Emory Report

 August 25, 1997

 Volume 50, No. 1

Health Sciences research
planning moves forward

More than 30 University leaders and 130 of their Woodruff Health Sciences Center colleagues were invited to participate in a all day retreat Aug. 15 to provide critical feedback to the strategic planning process that will chart the growth and development of research in the Health Sciences Center for the next decade.

Participants heard research plans from the medical, nursing and public health schools and the Yerkes Center. and about issues that affect research across unit lines. Then they broke into 12 groups to discuss the plan's impact on Universitywide collaborations, clinical services and health care delivery, faculty and graduate students, technology transfer that quickly makes scientific discoveries part of real-world medicine, and other issues.

The next steps are to set priorities, further dhare the planning process across key constituencies and give Executive Vice President for Health Affairs Michael Johns an integrated plan for his review and presentation to President Bill Chace and the Woodruff Board of Trustees.

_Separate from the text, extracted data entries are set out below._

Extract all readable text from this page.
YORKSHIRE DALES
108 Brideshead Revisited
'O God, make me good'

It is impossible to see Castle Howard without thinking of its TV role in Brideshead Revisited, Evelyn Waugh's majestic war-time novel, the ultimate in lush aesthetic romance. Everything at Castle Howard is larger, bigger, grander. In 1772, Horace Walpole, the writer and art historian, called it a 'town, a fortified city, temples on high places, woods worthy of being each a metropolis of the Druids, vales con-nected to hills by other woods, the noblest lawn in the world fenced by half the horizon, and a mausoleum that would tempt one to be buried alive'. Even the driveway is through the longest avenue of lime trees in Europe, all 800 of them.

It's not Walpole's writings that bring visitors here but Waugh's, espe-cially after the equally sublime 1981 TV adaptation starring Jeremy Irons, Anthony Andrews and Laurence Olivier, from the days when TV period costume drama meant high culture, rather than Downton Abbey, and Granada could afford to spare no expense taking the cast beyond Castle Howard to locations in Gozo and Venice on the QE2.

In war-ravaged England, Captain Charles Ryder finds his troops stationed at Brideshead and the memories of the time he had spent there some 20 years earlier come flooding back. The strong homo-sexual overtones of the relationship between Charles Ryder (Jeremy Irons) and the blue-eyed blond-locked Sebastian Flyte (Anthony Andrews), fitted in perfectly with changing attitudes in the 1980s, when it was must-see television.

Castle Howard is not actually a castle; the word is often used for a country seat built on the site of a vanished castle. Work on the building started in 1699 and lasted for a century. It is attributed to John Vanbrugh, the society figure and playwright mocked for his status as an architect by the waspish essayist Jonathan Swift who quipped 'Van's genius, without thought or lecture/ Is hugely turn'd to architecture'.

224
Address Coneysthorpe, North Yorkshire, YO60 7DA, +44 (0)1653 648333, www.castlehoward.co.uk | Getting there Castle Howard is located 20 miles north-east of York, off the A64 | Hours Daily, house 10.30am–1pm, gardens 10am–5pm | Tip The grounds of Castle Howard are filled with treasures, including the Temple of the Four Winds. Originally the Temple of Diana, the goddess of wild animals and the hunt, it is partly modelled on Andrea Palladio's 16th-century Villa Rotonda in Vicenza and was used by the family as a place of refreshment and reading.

But even before that happens, nothing is ever going to be the same, said steering committee co-chairs Thomas J. Lawley, medical school dean, and Dennis Liotta, vice president for research. "The planning process (which has involved a majority of the researchers across campus) has been as important as the result," said Lawley.

Liotta said that the process has "changed how we do business forever," replacing a "culture of insularity" with one of increased collegiality and shared purpose and programs. Some of the themes that sounded with drumbeat regularity were the value of interdisciplinary work, the need for mechanisms and structures to encourage and reward such efforts, the importance of supporting and encouraging researchers at all levels from students to senior faculty, and strengths and opportunities Emory brings to the research table.

Eight months ago, Johns asked for a "reality-based" research plan to make Emory's health sciences center research programs among the nation's best. The planning process has attempted to define "best" by both quality and quantity, said Lawley and Liotta.

To succeed will mean having the people, programs and infrastructure to conduct research of the highest quality that fits Emory's missions and strengths and the directions of science expected to produce the most meaningful contributions to knowledge and improvement of health and disease treatment in the next century. To succeed also will mean being able to measure progress-partly by specific tangible scientific advances in prioritized areas and partly by general ranking among benchmark institutions of research dollars received from the National Institutes of Health and other agencies.